The World Health Organization (WHO) has pleaded with youths globally to stop partying so that the world can beat Covid-19 pandemic.
The appeal was made by the Health Emergencies Programme head Michael Ryan on Wednesday.
“Younger people also need to take on board that they have a responsibility,” said Ryan in an online discussion.
“Ask yourself the question: do I really need to go to that party?”
Government officials and health experts are now making desperate pleas for young people to stop partying and travelling, saying their restraint could save lives.
Young people are less likely to suffer a severe form of the respiratory disease than their parents or grandparents, but the proportion of those infected aged 15-24 has risen three-fold in about five months, WHO data shows.
Ryan said young people were often discreet in giving their details or disclosing friends’ names to contact tracers. “It’s tough but it is what is needed to stop the virus.”
Since the first case of Covid-19 was reported in Kenya, dozens of youths have been arrested across the country partying in locked rooms in total disregard to Covid-19 containment rules.
The most high profile arrest involved the youthful Nairobi Senator Johnson Sakaja who in July pleaded guilty to breaching curfew orders when he was found at Ladies Lounge in Kilimani.
The charge sheet stated that Mr Sakaja, having not been listed on the schedule to the Public Order 2020 (State Curfew), was found drinking alcohol in contravention of the State’s curfew orders imposed to contain the virus. He was fined Sh15,000.
Majority of the young are unbothered and unafraid of the pandemic so they bend rules by moving social events to their houses, inside cars, parks, and other open spaces.
But as cases continue to rise in the country, there are more infections and even deaths among younger people, challenging the initial belief that they stood a better chance of beating Covid-19.
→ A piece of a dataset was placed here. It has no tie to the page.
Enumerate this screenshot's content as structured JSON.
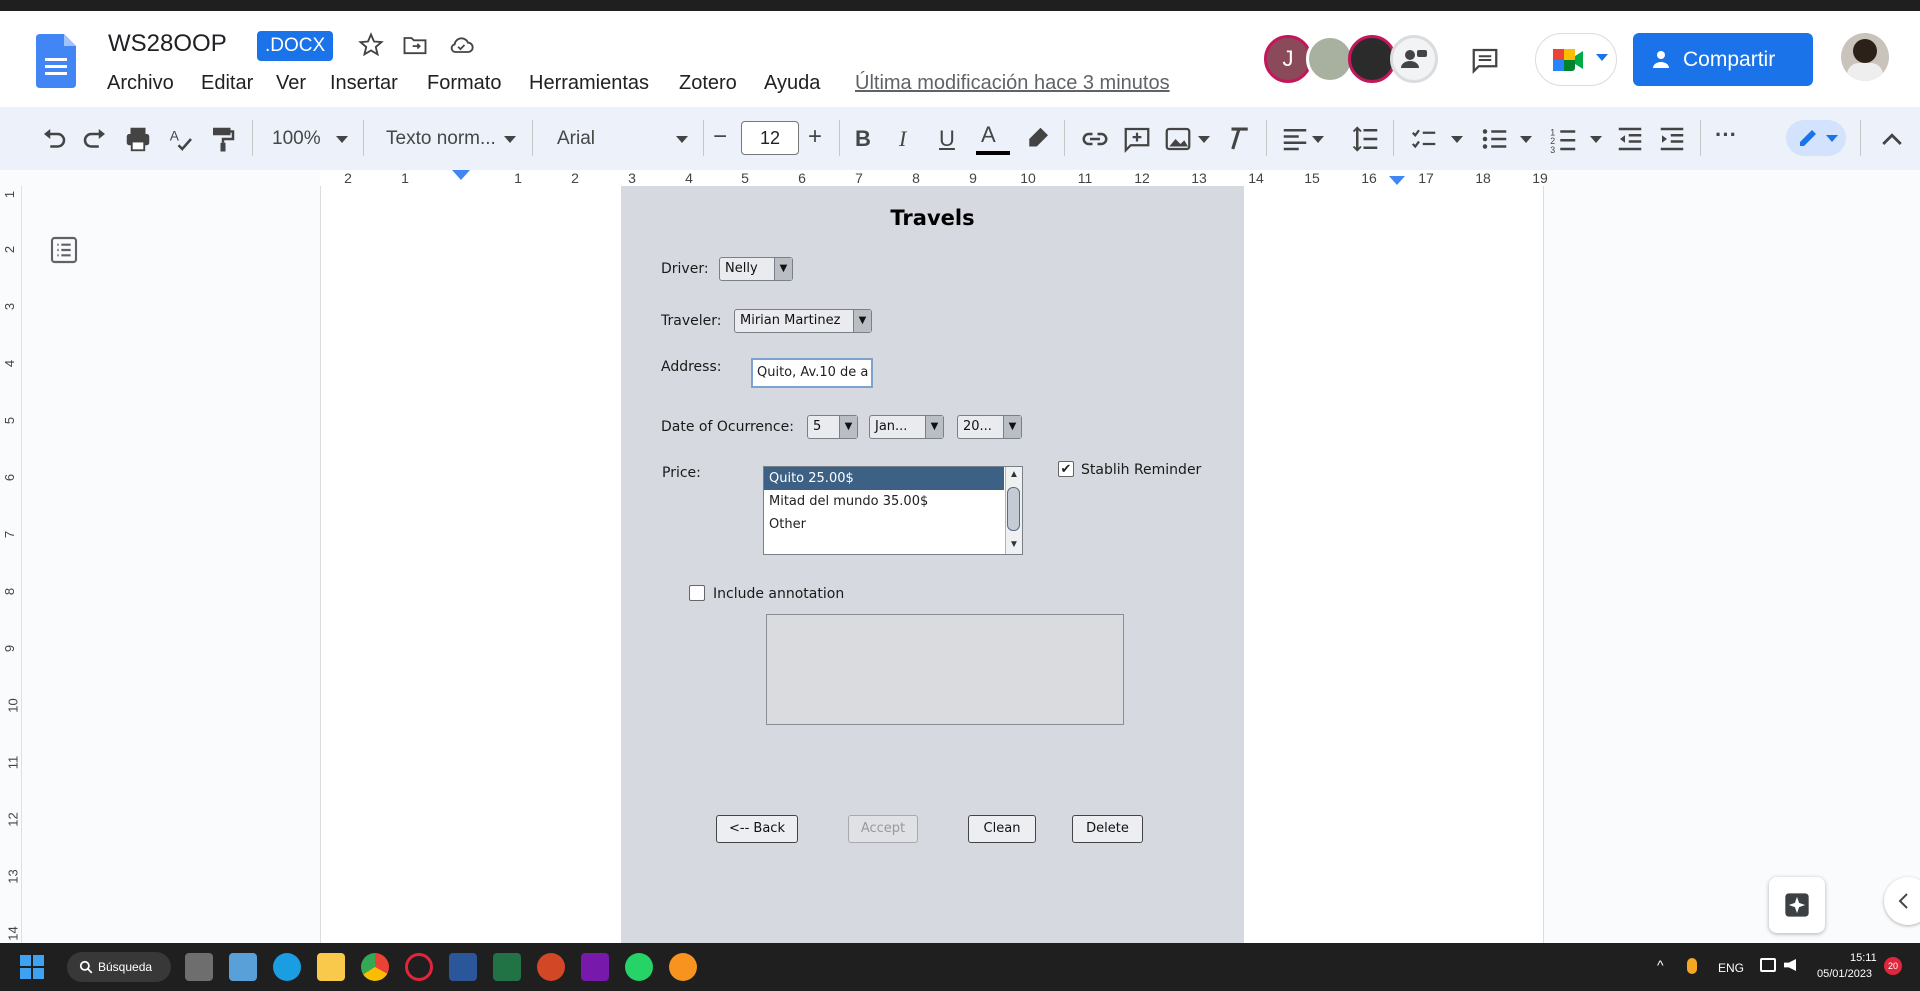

While young people may feel invincible because they are not getting severe symptoms, they are driving the surge of infections, which experts say is putting the vulnerable population at risk.
In June, the country recorded its first death of a young person, although the 33-year-old patient had kidney problems, which may have been a factor.
Since then, three more deaths in the younger age group have occurred, the major difference being that none of the patients had a pre-existing condition, causing jitters among health experts and scientists.
Five months into the war against the pandemic in Kenya, health officials are consistently imploring young people to wear masks and practise social distancing.
Data in a daily situation report from the Ministry of Health shows that younger adults are also getting Covid-19, with some requiring hospitalisation and even intensive care.
For example, the situation report shows, majority of the cases 9,865 (56 per cent) are in the age group of 20 and 39 years, with 4,010 (47 per cent) in the 20-29 group and 5,855 (65 per cent) in the 30-39 group.